Beoordeling van het geschil
3.1 Ingevolge artikel 25, eerste lid, van de Algemene wet inzake rijksbelastingen (hierna: de wet) (tekst 2003) dient de inspecteur binnen een jaar na ontvangst van het bezwaarschrift uitspraak op bezwaar te doen. In het onderhavige geval heeft gemachtigde van eiseres op 1 december 2003 bezwaar gemaakt tegen de naheffingsaanslag omzetbelasting 2000. In zijn brief van 4 januari 2008 heeft de gemachtigde vervolgens beroep ingesteld tegen het niet tijdig doen van uitspraak op bezwaar. Op grond van artikel 6:2 jo art 6:12 van de Algemene wet bestuursrecht (hierna: Awb) acht de rechtbank eiseres ontvankelijk in haar beroep en verklaart zij het beroep gericht tegen het uitblijven van de uitspraak op bezwaar gegrond. Artikel 6:20 lid 4 van de Awb brengt met zich mee dat het beroep wordt geacht mede te zijn gericht tegen de uitspraak van 9 april 2008, die door verweerder pas is gedaan nadat door eiseres reeds beroep was ingediend.
3.2 Ten aanzien van de na te heffen omzetbelasting overweegt de rechtbank als volgt. Op grond van artikel 52 van de wet zijn ondernemers gehouden van hun vermogenstoestand en van alles betreffende hun bedrijf naar de eisen van dat bedrijf op zodanige wijze een administratie te voeren en de daartoe behorende boeken, bescheiden en andere gegevensdragers op zodanige wijze te bewaren, dat te allen tijde hun rechten en verplichtingen, alsmede de voor de heffing van belasting overigens van belang zijnde gegevens, hieruit duidelijk blijken. Als niet volledig is voldaan aan de verplichtingen van artikel 52 van de wet, vindt volgens artikel 27 e van de wet in de beroepsfase omkering en verzwaring van de bewijslast plaats, hetgeen inhoudt dat de rechtbank het beroep ongegrond verklaart, tenzij gebleken is dat en in hoeverre de uitspraak op bezwaar onjuist is.
3.3 Uit artikel 52 van de wet volgt onder andere dat ondernemers die hun omzet grotendeels in contanten realiseren zijn gehouden een kasadministratie bij te houden.
Naar het oordeel van de rechtbank was de verplichting tot het voeren van een kasadministratie in het onderhavige geval zeker van toepassing, nu onweersproken is komen vast te staan dat eiseres haar gehele omzet in contanten ontving, aangezien binnen haar onderneming andere vormen van betaling niet tot de mogelijkheden behoorden.

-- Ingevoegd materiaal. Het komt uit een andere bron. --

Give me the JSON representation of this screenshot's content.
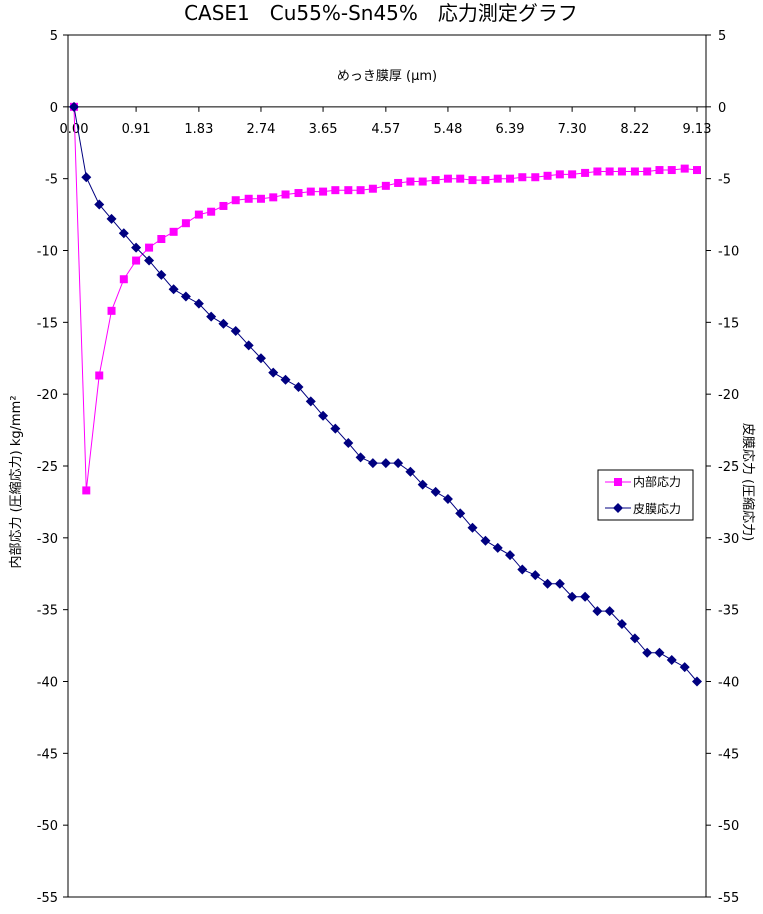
{
  "chart_data": {
    "type": "line",
    "title": "CASE1　Cu55%-Sn45%　応力測定グラフ",
    "xlabel": "めっき膜厚 (μm)",
    "ylabel": "内部応力 (圧縮応力) kg/mm²",
    "y2label": "皮膜応力 (圧縮応力)",
    "xlim": [
      0,
      9.13
    ],
    "ylim": [
      -55,
      5
    ],
    "xticks": [
      "0.00",
      "0.91",
      "1.83",
      "2.74",
      "3.65",
      "4.57",
      "5.48",
      "6.39",
      "7.30",
      "8.22",
      "9.13"
    ],
    "yticks": [
      "5",
      "0",
      "-5",
      "-10",
      "-15",
      "-20",
      "-25",
      "-30",
      "-35",
      "-40",
      "-45",
      "-50",
      "-55"
    ],
    "grid": false,
    "legend_position": "right",
    "series": [
      {
        "name": "内部応力",
        "color": "#FF00FF",
        "marker": "square",
        "x": [
          0.0,
          0.18,
          0.37,
          0.55,
          0.73,
          0.91,
          1.1,
          1.28,
          1.46,
          1.64,
          1.83,
          2.01,
          2.19,
          2.37,
          2.56,
          2.74,
          2.92,
          3.1,
          3.29,
          3.47,
          3.65,
          3.83,
          4.02,
          4.2,
          4.38,
          4.57,
          4.75,
          4.93,
          5.11,
          5.3,
          5.48,
          5.66,
          5.84,
          6.03,
          6.21,
          6.39,
          6.57,
          6.76,
          6.94,
          7.12,
          7.3,
          7.49,
          7.67,
          7.85,
          8.03,
          8.22,
          8.4,
          8.58,
          8.76,
          8.95,
          9.13
        ],
        "y": [
          0.0,
          -26.7,
          -18.7,
          -14.2,
          -12.0,
          -10.7,
          -9.8,
          -9.2,
          -8.7,
          -8.1,
          -7.5,
          -7.3,
          -6.9,
          -6.5,
          -6.4,
          -6.4,
          -6.3,
          -6.1,
          -6.0,
          -5.9,
          -5.9,
          -5.8,
          -5.8,
          -5.8,
          -5.7,
          -5.5,
          -5.3,
          -5.2,
          -5.2,
          -5.1,
          -5.0,
          -5.0,
          -5.1,
          -5.1,
          -5.0,
          -5.0,
          -4.9,
          -4.9,
          -4.8,
          -4.7,
          -4.7,
          -4.6,
          -4.5,
          -4.5,
          -4.5,
          -4.5,
          -4.5,
          -4.4,
          -4.4,
          -4.3,
          -4.4
        ]
      },
      {
        "name": "皮膜応力",
        "color": "#000080",
        "marker": "diamond",
        "x": [
          0.0,
          0.18,
          0.37,
          0.55,
          0.73,
          0.91,
          1.1,
          1.28,
          1.46,
          1.64,
          1.83,
          2.01,
          2.19,
          2.37,
          2.56,
          2.74,
          2.92,
          3.1,
          3.29,
          3.47,
          3.65,
          3.83,
          4.02,
          4.2,
          4.38,
          4.57,
          4.75,
          4.93,
          5.11,
          5.3,
          5.48,
          5.66,
          5.84,
          6.03,
          6.21,
          6.39,
          6.57,
          6.76,
          6.94,
          7.12,
          7.3,
          7.49,
          7.67,
          7.85,
          8.03,
          8.22,
          8.4,
          8.58,
          8.76,
          8.95,
          9.13
        ],
        "y": [
          0.0,
          -4.9,
          -6.8,
          -7.8,
          -8.8,
          -9.8,
          -10.7,
          -11.7,
          -12.7,
          -13.2,
          -13.7,
          -14.6,
          -15.1,
          -15.6,
          -16.6,
          -17.5,
          -18.5,
          -19.0,
          -19.5,
          -20.5,
          -21.5,
          -22.4,
          -23.4,
          -24.4,
          -24.8,
          -24.8,
          -24.8,
          -25.4,
          -26.3,
          -26.8,
          -27.3,
          -28.3,
          -29.3,
          -30.2,
          -30.7,
          -31.2,
          -32.2,
          -32.6,
          -33.2,
          -33.2,
          -34.1,
          -34.1,
          -35.1,
          -35.1,
          -36.0,
          -37.0,
          -38.0,
          -38.0,
          -38.5,
          -39.0,
          -40.0
        ]
      }
    ]
  }
}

Met het oog op deze omstandigheid sluit de rechtbank zich tevens aan bij de stelling van verweerder dat in casu hoge kwaliteitseisen aan de kasadministratie dienden te worden gesteld.

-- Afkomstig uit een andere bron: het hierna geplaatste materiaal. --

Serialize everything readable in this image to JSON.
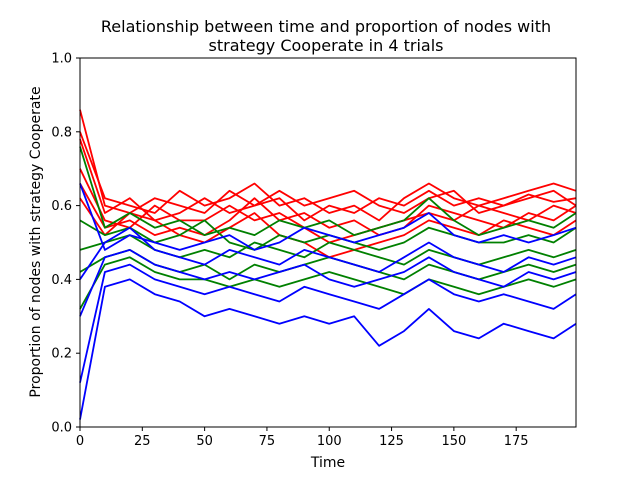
{
  "chart_data": {
    "type": "line",
    "title_line1": "Relationship between time and proportion of nodes with",
    "title_line2": "strategy Cooperate in 4 trials",
    "xlabel": "Time",
    "ylabel": "Proportion of nodes with strategy Cooperate",
    "xlim": [
      0,
      199
    ],
    "ylim": [
      0.0,
      1.0
    ],
    "x_ticks": [
      0,
      25,
      50,
      75,
      100,
      125,
      150,
      175
    ],
    "y_ticks": [
      0.0,
      0.2,
      0.4,
      0.6,
      0.8,
      1.0
    ],
    "x_tick_labels": [
      "0",
      "25",
      "50",
      "75",
      "100",
      "125",
      "150",
      "175"
    ],
    "y_tick_labels": [
      "0.0",
      "0.2",
      "0.4",
      "0.6",
      "0.8",
      "1.0"
    ],
    "grid": false,
    "legend": "none",
    "x": [
      0,
      10,
      20,
      30,
      40,
      50,
      60,
      70,
      80,
      90,
      100,
      110,
      120,
      130,
      140,
      150,
      160,
      170,
      180,
      190,
      199
    ],
    "series": [
      {
        "color": "#ff0000",
        "values": [
          0.86,
          0.6,
          0.58,
          0.62,
          0.6,
          0.58,
          0.64,
          0.6,
          0.62,
          0.56,
          0.6,
          0.58,
          0.62,
          0.6,
          0.64,
          0.6,
          0.62,
          0.6,
          0.63,
          0.61,
          0.62
        ]
      },
      {
        "color": "#ff0000",
        "values": [
          0.8,
          0.62,
          0.6,
          0.58,
          0.64,
          0.6,
          0.62,
          0.66,
          0.6,
          0.62,
          0.58,
          0.6,
          0.56,
          0.62,
          0.66,
          0.62,
          0.6,
          0.62,
          0.64,
          0.66,
          0.64
        ]
      },
      {
        "color": "#ff0000",
        "values": [
          0.78,
          0.58,
          0.62,
          0.56,
          0.58,
          0.62,
          0.58,
          0.6,
          0.64,
          0.6,
          0.62,
          0.64,
          0.6,
          0.58,
          0.62,
          0.64,
          0.58,
          0.6,
          0.62,
          0.64,
          0.6
        ]
      },
      {
        "color": "#ff0000",
        "values": [
          0.7,
          0.56,
          0.54,
          0.6,
          0.56,
          0.56,
          0.6,
          0.56,
          0.58,
          0.54,
          0.5,
          0.52,
          0.54,
          0.56,
          0.58,
          0.56,
          0.6,
          0.58,
          0.56,
          0.6,
          0.58
        ]
      },
      {
        "color": "#ff0000",
        "values": [
          0.66,
          0.54,
          0.56,
          0.52,
          0.54,
          0.52,
          0.56,
          0.62,
          0.56,
          0.58,
          0.54,
          0.56,
          0.52,
          0.54,
          0.6,
          0.58,
          0.56,
          0.54,
          0.58,
          0.56,
          0.6
        ]
      },
      {
        "color": "#ff0000",
        "values": [
          0.62,
          0.52,
          0.58,
          0.56,
          0.52,
          0.5,
          0.54,
          0.58,
          0.52,
          0.5,
          0.46,
          0.48,
          0.5,
          0.52,
          0.56,
          0.54,
          0.52,
          0.56,
          0.54,
          0.52,
          0.56
        ]
      },
      {
        "color": "#008000",
        "values": [
          0.76,
          0.54,
          0.58,
          0.54,
          0.56,
          0.52,
          0.54,
          0.52,
          0.56,
          0.54,
          0.56,
          0.52,
          0.54,
          0.56,
          0.62,
          0.56,
          0.52,
          0.54,
          0.56,
          0.54,
          0.58
        ]
      },
      {
        "color": "#008000",
        "values": [
          0.56,
          0.52,
          0.54,
          0.5,
          0.52,
          0.56,
          0.5,
          0.48,
          0.52,
          0.5,
          0.52,
          0.5,
          0.48,
          0.5,
          0.54,
          0.52,
          0.5,
          0.5,
          0.52,
          0.5,
          0.54
        ]
      },
      {
        "color": "#008000",
        "values": [
          0.48,
          0.5,
          0.52,
          0.48,
          0.46,
          0.48,
          0.46,
          0.5,
          0.48,
          0.46,
          0.5,
          0.48,
          0.46,
          0.44,
          0.48,
          0.46,
          0.44,
          0.46,
          0.48,
          0.46,
          0.48
        ]
      },
      {
        "color": "#008000",
        "values": [
          0.42,
          0.46,
          0.48,
          0.44,
          0.42,
          0.44,
          0.4,
          0.44,
          0.42,
          0.44,
          0.46,
          0.44,
          0.42,
          0.4,
          0.44,
          0.42,
          0.4,
          0.42,
          0.44,
          0.42,
          0.44
        ]
      },
      {
        "color": "#008000",
        "values": [
          0.32,
          0.44,
          0.46,
          0.42,
          0.4,
          0.4,
          0.38,
          0.4,
          0.38,
          0.4,
          0.42,
          0.4,
          0.38,
          0.36,
          0.4,
          0.38,
          0.36,
          0.38,
          0.4,
          0.38,
          0.4
        ]
      },
      {
        "color": "#0000ff",
        "values": [
          0.66,
          0.48,
          0.52,
          0.5,
          0.48,
          0.5,
          0.52,
          0.48,
          0.5,
          0.54,
          0.52,
          0.5,
          0.52,
          0.54,
          0.58,
          0.52,
          0.5,
          0.52,
          0.5,
          0.52,
          0.54
        ]
      },
      {
        "color": "#0000ff",
        "values": [
          0.4,
          0.5,
          0.54,
          0.48,
          0.46,
          0.44,
          0.48,
          0.46,
          0.44,
          0.48,
          0.46,
          0.44,
          0.42,
          0.46,
          0.5,
          0.46,
          0.44,
          0.42,
          0.46,
          0.44,
          0.46
        ]
      },
      {
        "color": "#0000ff",
        "values": [
          0.3,
          0.46,
          0.48,
          0.44,
          0.42,
          0.4,
          0.42,
          0.4,
          0.42,
          0.44,
          0.4,
          0.38,
          0.4,
          0.42,
          0.46,
          0.42,
          0.4,
          0.38,
          0.42,
          0.4,
          0.42
        ]
      },
      {
        "color": "#0000ff",
        "values": [
          0.12,
          0.42,
          0.44,
          0.4,
          0.38,
          0.36,
          0.38,
          0.36,
          0.34,
          0.38,
          0.36,
          0.34,
          0.32,
          0.36,
          0.4,
          0.36,
          0.34,
          0.36,
          0.34,
          0.32,
          0.36
        ]
      },
      {
        "color": "#0000ff",
        "values": [
          0.02,
          0.38,
          0.4,
          0.36,
          0.34,
          0.3,
          0.32,
          0.3,
          0.28,
          0.3,
          0.28,
          0.3,
          0.22,
          0.26,
          0.32,
          0.26,
          0.24,
          0.28,
          0.26,
          0.24,
          0.28
        ]
      }
    ]
  }
}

3.4 Eiseres hield haar kasadministratie bij op de wijze zoals hiervoor omschreven bij punt 1.11. Zij voerde aan de hand van de Z-aanslagen op de kassa de ontvangsten in de computer in en deze werden per week in het grootboek verwerkt. Bij controle door verweerder bleek dat de kassarollen, met daarop de gegevens van de individuele transacties en eventuele correcties daarop, door eiseres niet zijn bewaard. Tevens zijn bij de controle geen vastleggingen aangetroffen van het feitelijk aanwezige kassaldo. Namens eiseres is niet aangevoerd dat dergelijke tellingen van de kas werden gedaan, zodat het ervoor moet worden gehouden dat niet met enige regelmaat werd nagegaan of er aansluiting bestond tussen het boekhoudkundig kassaldo en het feitelijk aanwezige kassaldo. Naar het oordeel van de rechtbank is enerzijds door het ontbreken van de kassarollen en anderzijds door het ontbreken van vastleggingen inzake het feitelijke kassaldo controle achteraf op de volledigheid van de omzet niet mogelijk.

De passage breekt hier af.